You are not really supposed to run QEMU directly if you are looking for that kind of experience, that's why libvirt exists. Other than that, QEMU should really be a generic emulator rather than being infested with platform-specific stuff, everything else should be independently maintained and pluggable. (Autodetection is also extremely fragile, and takes away from keeping a VM a VM)
But it would be easy to design qemu to have 1000+ config options which are on/off/auto settings, and the 'auto' mode is autodetected based on which OS is probably running.
Nothing stops someone overriding some or all of those flags to whatever values they like. It's still a power user tool, just one that also 'just works' for common usecases of people who don't want to manually set the IRQ number for the DMA controller by hand...

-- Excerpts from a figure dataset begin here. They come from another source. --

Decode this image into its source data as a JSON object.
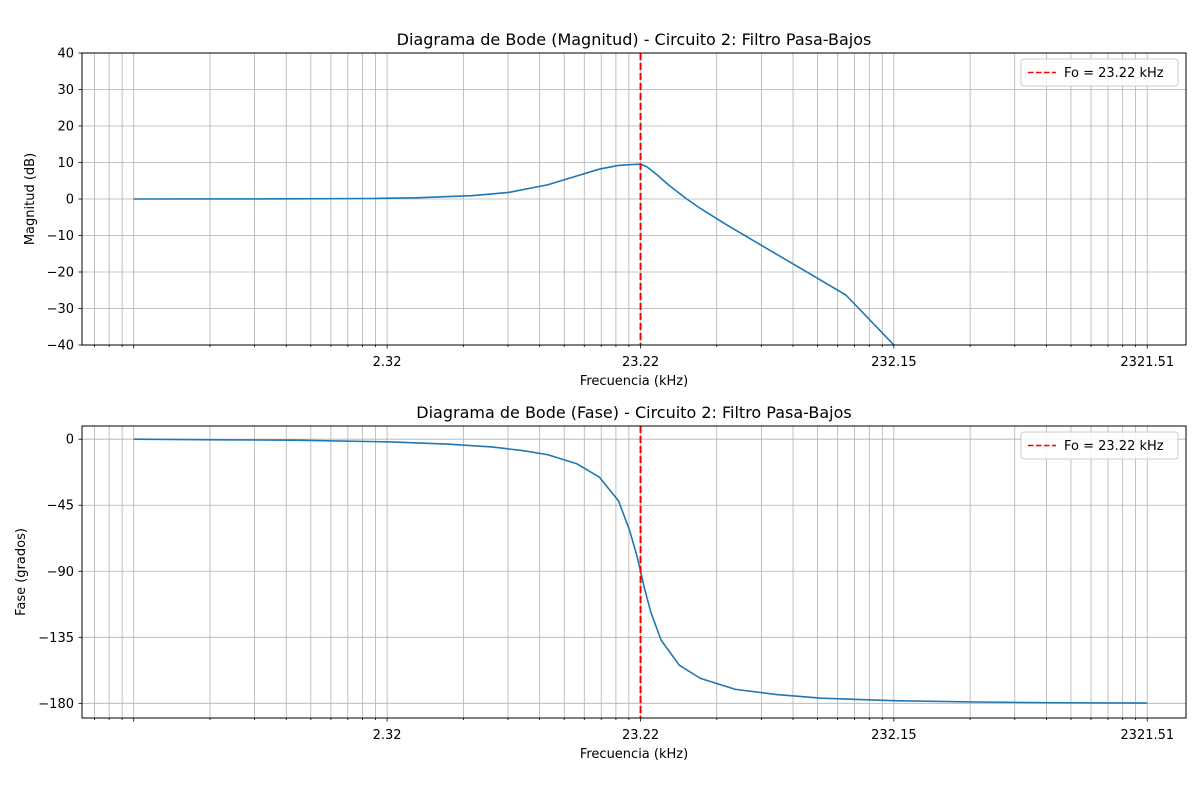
{
  "chart_data": [
    {
      "type": "line",
      "title": "Diagrama de Bode (Magnitud) - Circuito 2: Filtro Pasa-Bajos",
      "xlabel": "Frecuencia (kHz)",
      "ylabel": "Magnitud (dB)",
      "xscale": "log",
      "xlim": [
        0.145,
        3300
      ],
      "ylim": [
        -40,
        40
      ],
      "xticks": [
        2.32,
        23.22,
        232.15,
        2321.51
      ],
      "xtick_labels": [
        "2.32",
        "23.22",
        "232.15",
        "2321.51"
      ],
      "yticks": [
        40,
        30,
        20,
        10,
        0,
        -10,
        -20,
        -30,
        -40
      ],
      "ytick_labels": [
        "40",
        "30",
        "20",
        "10",
        "0",
        "−10",
        "−20",
        "−30",
        "−40"
      ],
      "grid": true,
      "legend": {
        "position": "top-right",
        "entries": [
          "Fo = 23.22 kHz"
        ]
      },
      "series": [
        {
          "color": "#1f77b4",
          "style": "solid",
          "x": [
            0.232,
            0.5,
            1,
            2,
            3,
            5,
            7,
            10,
            13,
            16,
            19,
            21,
            22.5,
            23.22,
            24.5,
            27,
            30,
            35,
            40,
            50,
            70,
            100,
            150,
            232.15
          ],
          "y": [
            0.0,
            0.01,
            0.04,
            0.14,
            0.32,
            0.9,
            1.8,
            3.9,
            6.3,
            8.2,
            9.2,
            9.4,
            9.5,
            9.5,
            8.9,
            6.6,
            3.8,
            0.2,
            -2.6,
            -6.8,
            -12.8,
            -19.1,
            -26.3,
            -40.0
          ]
        },
        {
          "name": "Fo = 23.22 kHz",
          "color": "#ff0000",
          "style": "dashed",
          "vline_x": 23.22
        }
      ]
    },
    {
      "type": "line",
      "title": "Diagrama de Bode (Fase) - Circuito 2: Filtro Pasa-Bajos",
      "xlabel": "Frecuencia (kHz)",
      "ylabel": "Fase (grados)",
      "xscale": "log",
      "xlim": [
        0.145,
        3300
      ],
      "ylim": [
        -190,
        9
      ],
      "xticks": [
        2.32,
        23.22,
        232.15,
        2321.51
      ],
      "xtick_labels": [
        "2.32",
        "23.22",
        "232.15",
        "2321.51"
      ],
      "yticks": [
        0,
        -45,
        -90,
        -135,
        -180
      ],
      "ytick_labels": [
        "0",
        "−45",
        "−90",
        "−135",
        "−180"
      ],
      "grid": true,
      "legend": {
        "position": "top-right",
        "entries": [
          "Fo = 23.22 kHz"
        ]
      },
      "series": [
        {
          "color": "#1f77b4",
          "style": "solid",
          "x": [
            0.232,
            0.5,
            1,
            2.32,
            4,
            6,
            8,
            10,
            13,
            16,
            19,
            21,
            22.5,
            23.22,
            24,
            25.5,
            28,
            33,
            40,
            55,
            80,
            120,
            232.15,
            500,
            1000,
            2321.51
          ],
          "y": [
            0,
            -0.4,
            -0.7,
            -1.8,
            -3.3,
            -5.3,
            -7.8,
            -10.6,
            -16.7,
            -26,
            -42,
            -62,
            -80,
            -90,
            -101,
            -118,
            -137,
            -154,
            -163,
            -170.5,
            -174,
            -176.5,
            -178.2,
            -179.1,
            -179.6,
            -179.8
          ]
        },
        {
          "name": "Fo = 23.22 kHz",
          "color": "#ff0000",
          "style": "dashed",
          "vline_x": 23.22
        }
      ]
    }
  ]
}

> But it would be easy to design qemu to have 1000+ config options which are on/off/auto settings, and the 'auto' mode is autodetected based on which OS is probably running.
That would add a ton of new responsibility to a codebase that so far has been doing none of this. It would have to be aware of different operating systems, operating system image formats for autodetection, OS releases and their corresponding quirks, ... And some way to test this, and test this automatically, so that this stuff doesn't immediately rot away. People would begin to depend on this, and any change in this behaviour would be a breaking bug, and would introduce implicit stability contracts for complex scenarios.
Let qemu be low-level emulator and make zero assumptions about how it's being used - that makes life so much easier for those of us who integrate it into non-standard scenarios. Libvirt gives you everything needed for typical 'I wanna run a commercial OS in a VM on my desktop/server', and can afford to make assumptions about its usage scenario.